Ein zentrales Thema wird der Wettbewerbsbericht Ostdeutschland sein, den das Ifo-Institut Dresden im Auftrag regionaler Wirtschaftsverbände erstellt hat. Darin werden drei zentrale Risiken benannt: schwache Investitionstätigkeit, ein massiver Fachkräftemangel und die rasche Überalterung der Bevölkerung.
Am Dienstag wird Bundeskanzler Friedrich Merz (CDU) eine Rede halten. Auf dem Programm stehen zudem Debatten darüber, wie geopolitische Krisen und die Reformpläne der Bundesregierung die Wirtschaft belasten. Die Veranstalter suchen nach Lösungen, um Deutschlands Position als Wirtschaftsstandort zu stärken.

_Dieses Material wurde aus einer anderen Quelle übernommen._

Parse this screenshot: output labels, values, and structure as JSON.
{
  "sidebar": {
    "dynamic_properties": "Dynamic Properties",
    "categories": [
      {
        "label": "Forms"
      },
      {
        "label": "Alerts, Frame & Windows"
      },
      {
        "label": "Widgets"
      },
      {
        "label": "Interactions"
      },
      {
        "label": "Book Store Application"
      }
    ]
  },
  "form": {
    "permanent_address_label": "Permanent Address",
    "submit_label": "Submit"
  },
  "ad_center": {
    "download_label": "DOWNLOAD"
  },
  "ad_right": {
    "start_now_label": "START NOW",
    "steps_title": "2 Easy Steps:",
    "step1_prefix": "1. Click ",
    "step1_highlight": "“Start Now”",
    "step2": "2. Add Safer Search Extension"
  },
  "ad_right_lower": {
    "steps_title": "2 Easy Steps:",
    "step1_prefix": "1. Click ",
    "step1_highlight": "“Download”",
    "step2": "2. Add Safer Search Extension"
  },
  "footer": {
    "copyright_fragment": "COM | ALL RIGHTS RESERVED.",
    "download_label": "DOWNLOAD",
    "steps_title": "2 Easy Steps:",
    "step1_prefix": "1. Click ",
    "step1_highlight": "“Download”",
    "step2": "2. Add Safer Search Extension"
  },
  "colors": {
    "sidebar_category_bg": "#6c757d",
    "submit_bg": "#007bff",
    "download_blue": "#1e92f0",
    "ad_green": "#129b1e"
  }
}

Während der dreitägigen Konferenz werden die wirtschaftlichen Herausforderungen Ostdeutschlands analysiert. Die Teilnehmenden setzen sich mit den Erkenntnissen des Berichts auseinander und erörtern Strategien gegen Investitionslücken, Arbeitskräftemangel und demografischen Wandel. Die Ergebnisse könnten künftige politische Weichenstellungen für die Region prägen.